HARRISBURG – In efforts to dodge cable company prices and avoid paying for hundreds of unwanted channels, millions of Americans (now called “cord-cutters”) have opted out of a traditional cable subscription in exchange for a self-selected combination of video-streaming services, including Netflix and others.

State and local governments across the country are implementing their own so-called “Netflix tax” in order to take advantage of the revenue-boosting potential and combat deficits created by mass cord-cutting. Questions have followed regarding the legality and fairness of such measures.

With varying rationales, governments across the country, such as Pennsylvania, are implementing their versions of the “Netflix tax.” However, such taxes do not apply exclusively to Netflix.

“The ‘Netflix tax’ is a pop-culture term for an extension of taxes to cover subscription services, such as Netflix, Hulu, XBOX Live, Sling TV, etc.,” Melonie Wright, Esq., of Butler Snow LLP, told the Pennsylvania Record.

Interestingly, magazines, and newspaper subscriptions are exempt from this tax.

This tax is part of a revenue package passed by Pennsylvania lawmakers and signed by Gov. Tom Wolf to fill a $1.3 billion hole in the state's new $31.5 billion budget.

Some such measures have been passed by departments of revenue and other non-legislative entities in places like Chicago. Many question the legality of such measures taken by local and city governments, arguing that such taxes should be brought by state legislatures rather than departments of revenue.

However, the implementation of Pennsylvania’s new 6 percent digital product tax was a collective move made by the state Legislature.

“Based on how this new revenue package went through, which was just passed on Aug. 1, it’s through the state Legislature and was a statewide initiative,” Wright said.
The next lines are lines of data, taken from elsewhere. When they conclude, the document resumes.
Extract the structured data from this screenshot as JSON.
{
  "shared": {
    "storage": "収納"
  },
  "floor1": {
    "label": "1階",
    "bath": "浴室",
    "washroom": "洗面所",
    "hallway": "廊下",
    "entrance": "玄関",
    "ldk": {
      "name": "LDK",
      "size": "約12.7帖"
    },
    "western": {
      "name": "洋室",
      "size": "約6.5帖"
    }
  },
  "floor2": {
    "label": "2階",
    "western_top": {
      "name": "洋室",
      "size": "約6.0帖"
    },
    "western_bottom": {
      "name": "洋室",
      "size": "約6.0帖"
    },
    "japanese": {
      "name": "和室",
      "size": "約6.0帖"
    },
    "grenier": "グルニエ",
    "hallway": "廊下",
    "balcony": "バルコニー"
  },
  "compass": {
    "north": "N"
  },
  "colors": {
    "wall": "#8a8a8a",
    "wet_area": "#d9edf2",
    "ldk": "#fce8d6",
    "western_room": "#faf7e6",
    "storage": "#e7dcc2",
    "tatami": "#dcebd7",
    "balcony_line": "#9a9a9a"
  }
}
However, despite its widely-agreed-upon legality, opposition to Pennsylvania’s tax extension to include video streaming services still exists for other reasons.

Many who have opted out of a traditional cable subscription have done so chiefly to reduce the cost of TV and video services. Much of the opposition to such digital product taxes is due to the combination of subscriptions that many cord-cutters have adopted, and the corresponding tax applied to each individual video service.

While such taxes are most often enacted by state legislatures, the details tend to vary as to the legal classification of the tax and the percentage, which tends to fall between 1 percent and 11 percent.

For example, Pennsylvania’s digital product tax is 6 percent, while Chicago’s is 9 percent and Pasadena, California’s proposed Netflix tax is 11 percent.

Pennsylvania extended an already-existing 6 percent sales and use tax to cover Netflix and other video streaming services. In other places, such measures have so far taken the form of utility taxes, rental taxes (Alabama) and entertainment taxes (Chicago).

Wright said, “Overall we may see other cities attempting to expand already existing tax laws to try and cover this. I would hope that legislators could update their laws to keep up with this new source of revenue, if they want to capture it.”